Looking for a place in Cancun/Playa Del Carmen for December 3 - 8 or part of that.  Needs to sleep 5.  

Was hoping one of the Wyndham resorts would come through but so far nothing.  We do not want all inclusive as we will be doing that the week before.


----------



## elleny76 (Nov 28, 2016)

am1 said:


> Looking for a place in Cancun/Playa Del Carmen for December 3 - 8 or part of that.  Needs to sleep 5.
> 
> Was hoping one of the Wyndham resorts would come through but so far nothing.  We do not want all inclusive as we will be doing that the week before.
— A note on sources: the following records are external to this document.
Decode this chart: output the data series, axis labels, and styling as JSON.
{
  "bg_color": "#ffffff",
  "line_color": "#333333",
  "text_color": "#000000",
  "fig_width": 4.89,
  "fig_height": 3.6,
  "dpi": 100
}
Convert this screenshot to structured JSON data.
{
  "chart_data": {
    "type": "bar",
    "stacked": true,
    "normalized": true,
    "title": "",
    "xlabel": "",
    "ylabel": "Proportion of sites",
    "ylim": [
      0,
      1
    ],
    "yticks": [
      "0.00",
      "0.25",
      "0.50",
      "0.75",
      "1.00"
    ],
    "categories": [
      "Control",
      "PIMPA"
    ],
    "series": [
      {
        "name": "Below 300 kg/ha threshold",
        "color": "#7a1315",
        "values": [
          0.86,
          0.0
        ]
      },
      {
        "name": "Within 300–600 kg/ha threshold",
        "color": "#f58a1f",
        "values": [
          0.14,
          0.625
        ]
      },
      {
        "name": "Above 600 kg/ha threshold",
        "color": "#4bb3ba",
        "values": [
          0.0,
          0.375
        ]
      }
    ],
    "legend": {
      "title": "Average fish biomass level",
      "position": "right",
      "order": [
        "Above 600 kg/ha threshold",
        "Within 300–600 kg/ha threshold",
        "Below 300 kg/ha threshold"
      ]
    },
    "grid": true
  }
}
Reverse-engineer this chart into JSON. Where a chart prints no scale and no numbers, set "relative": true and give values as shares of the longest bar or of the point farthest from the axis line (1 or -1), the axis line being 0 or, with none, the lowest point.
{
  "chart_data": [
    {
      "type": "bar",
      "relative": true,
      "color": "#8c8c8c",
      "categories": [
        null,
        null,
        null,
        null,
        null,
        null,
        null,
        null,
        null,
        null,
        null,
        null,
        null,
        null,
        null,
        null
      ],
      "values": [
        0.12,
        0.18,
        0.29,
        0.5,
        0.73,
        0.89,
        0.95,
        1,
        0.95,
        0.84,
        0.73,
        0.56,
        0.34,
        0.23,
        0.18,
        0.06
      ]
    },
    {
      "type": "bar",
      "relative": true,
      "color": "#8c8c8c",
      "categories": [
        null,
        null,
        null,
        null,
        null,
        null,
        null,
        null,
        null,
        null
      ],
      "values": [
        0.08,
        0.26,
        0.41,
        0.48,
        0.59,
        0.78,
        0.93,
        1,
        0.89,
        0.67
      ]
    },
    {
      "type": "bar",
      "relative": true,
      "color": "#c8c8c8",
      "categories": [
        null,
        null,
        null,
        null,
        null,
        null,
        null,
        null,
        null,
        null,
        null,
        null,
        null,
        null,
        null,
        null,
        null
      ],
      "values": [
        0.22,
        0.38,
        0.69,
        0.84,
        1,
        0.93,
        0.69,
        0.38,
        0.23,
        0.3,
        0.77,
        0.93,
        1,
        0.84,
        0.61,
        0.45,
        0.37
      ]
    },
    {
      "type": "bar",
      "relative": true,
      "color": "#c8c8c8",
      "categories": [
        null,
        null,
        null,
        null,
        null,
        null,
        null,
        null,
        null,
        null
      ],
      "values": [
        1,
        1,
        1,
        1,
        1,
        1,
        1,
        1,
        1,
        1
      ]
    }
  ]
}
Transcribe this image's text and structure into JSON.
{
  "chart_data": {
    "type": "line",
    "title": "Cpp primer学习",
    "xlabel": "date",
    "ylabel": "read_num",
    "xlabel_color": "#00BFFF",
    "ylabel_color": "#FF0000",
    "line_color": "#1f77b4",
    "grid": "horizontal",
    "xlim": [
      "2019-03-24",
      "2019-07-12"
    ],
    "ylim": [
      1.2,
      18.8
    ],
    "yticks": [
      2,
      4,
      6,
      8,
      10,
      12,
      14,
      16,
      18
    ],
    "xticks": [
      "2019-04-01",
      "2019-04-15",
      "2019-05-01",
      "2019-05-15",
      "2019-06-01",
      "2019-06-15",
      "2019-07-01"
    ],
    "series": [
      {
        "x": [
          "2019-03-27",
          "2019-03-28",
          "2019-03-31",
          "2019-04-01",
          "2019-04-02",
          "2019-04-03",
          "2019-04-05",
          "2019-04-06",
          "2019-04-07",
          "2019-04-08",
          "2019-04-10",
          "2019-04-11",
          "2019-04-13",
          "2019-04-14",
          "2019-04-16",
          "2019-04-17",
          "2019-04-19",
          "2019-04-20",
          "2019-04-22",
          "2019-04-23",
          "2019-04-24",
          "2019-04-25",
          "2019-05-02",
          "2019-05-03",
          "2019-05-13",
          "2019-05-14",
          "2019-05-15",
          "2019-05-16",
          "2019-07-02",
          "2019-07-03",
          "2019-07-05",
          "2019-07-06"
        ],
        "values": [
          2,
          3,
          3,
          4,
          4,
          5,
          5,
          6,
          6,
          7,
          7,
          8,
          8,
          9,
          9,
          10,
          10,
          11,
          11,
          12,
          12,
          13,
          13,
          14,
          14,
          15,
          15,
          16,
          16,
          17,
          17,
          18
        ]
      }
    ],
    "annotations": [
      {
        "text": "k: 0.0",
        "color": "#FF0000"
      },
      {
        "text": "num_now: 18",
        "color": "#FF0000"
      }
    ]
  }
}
Hi, I didn't know wyndham has resorts in Cancun?  Can you please share the names ..thanks


----------



## dioxide45 (Nov 28, 2016)

There are some 2BR Grand Mayan Riviera Maya available in II getaways for only $799. Cheaper if you are gold or platinum.


----------



## T-Dot-Traveller (Nov 28, 2016)

Same or similar units are on RCI this morning - 21 TPU 

Am1 - these were not there when you originally posted . There were just a couple of master suites( hotel rooms)

I think Vidanta updated their reservation "book"/ occupancy level , in a similar manner to airlines or hotels - and adds units that are "developer deposits "
on an ongoing basis . 

Hope you already found something


----------